Take a look at the output file. The output file shows for each chromosome (first column) how many nucleotides (third column) are covered by the feature in the bed file. In our case, these are the alignments between the query and the reference genome assemblies. The file contains multiple rows for each chromosome to indicate how many nucleotides are covered by 0, 1, 2, or more alignments (2nd column). The fourth and fifth column tell you what percentage (5th column) of the total length of the chromosome (4th column) are covered. The last lines in the file summarise these measurements over the entire genome

• How many bases in the reference genome assembly are (not) covered?
• What could be the biological or technical reason that some regions being absent in the query genome but present in the reference genome?
• What could be the biological reason that some regions in the genome are covered more than once?

Solution

A big proportion of the genome is present ~60% but ~40% is absent. This is likely due to both biological and technical reasons. First, we filtered shorter alignments (< 10 kb) and thus will overestimate strains-specific regions. Second, we know that Zymoseptoria has dispensable chromosomes. We can for instance see that chromosome 21 is absent from the other strain. These chromosomes and other dispensable regions contribute to the high number of nucleotides being absent.

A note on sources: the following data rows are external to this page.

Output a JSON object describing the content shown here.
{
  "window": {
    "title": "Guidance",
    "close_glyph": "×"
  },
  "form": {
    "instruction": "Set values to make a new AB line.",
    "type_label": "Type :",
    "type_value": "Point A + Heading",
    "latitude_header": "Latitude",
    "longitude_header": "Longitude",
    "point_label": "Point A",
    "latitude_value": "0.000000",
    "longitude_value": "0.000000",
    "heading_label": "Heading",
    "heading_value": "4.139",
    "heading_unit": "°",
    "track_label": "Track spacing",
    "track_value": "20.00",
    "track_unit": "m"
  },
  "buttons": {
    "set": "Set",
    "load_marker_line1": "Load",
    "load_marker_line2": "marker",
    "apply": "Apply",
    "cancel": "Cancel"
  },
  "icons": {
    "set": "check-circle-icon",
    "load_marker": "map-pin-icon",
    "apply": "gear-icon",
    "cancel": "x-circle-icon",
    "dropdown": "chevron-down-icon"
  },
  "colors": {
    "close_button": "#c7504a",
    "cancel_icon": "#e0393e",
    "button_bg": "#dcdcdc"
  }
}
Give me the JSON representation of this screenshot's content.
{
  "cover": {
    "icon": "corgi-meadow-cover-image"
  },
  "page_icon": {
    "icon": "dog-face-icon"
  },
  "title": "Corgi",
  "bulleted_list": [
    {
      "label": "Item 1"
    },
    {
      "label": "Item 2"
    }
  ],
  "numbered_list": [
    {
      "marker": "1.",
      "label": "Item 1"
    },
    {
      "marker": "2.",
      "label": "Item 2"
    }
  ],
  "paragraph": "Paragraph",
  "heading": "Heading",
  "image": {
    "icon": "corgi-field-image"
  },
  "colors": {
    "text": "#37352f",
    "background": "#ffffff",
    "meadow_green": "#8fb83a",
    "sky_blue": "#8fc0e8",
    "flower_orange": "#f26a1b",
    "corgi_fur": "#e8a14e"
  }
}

We now have identified the amount of genomic material that is unique to the reference genome. We can now think about additional computational experiments to identify i) identify the location of these regions, ii) detect protein-coding genes, and iii) functionally characterise these genes. For i), we can for example use bedtools genomecov -d to obtain the coordinates of nucleotides that are not covered. How to identify protein-coding genes and how to functionally characterise those will the subject of future exercises.

Key Points

• You can compare two eukaryotic genomes with MUMMER

• You can critically reflect on the results of MUMMER and provide a technical and biological interpretation of the visual representations.

• You can combine the learnt methodologies to conceptualise a computational strategy to identify isolate-/species-specific genomic regions.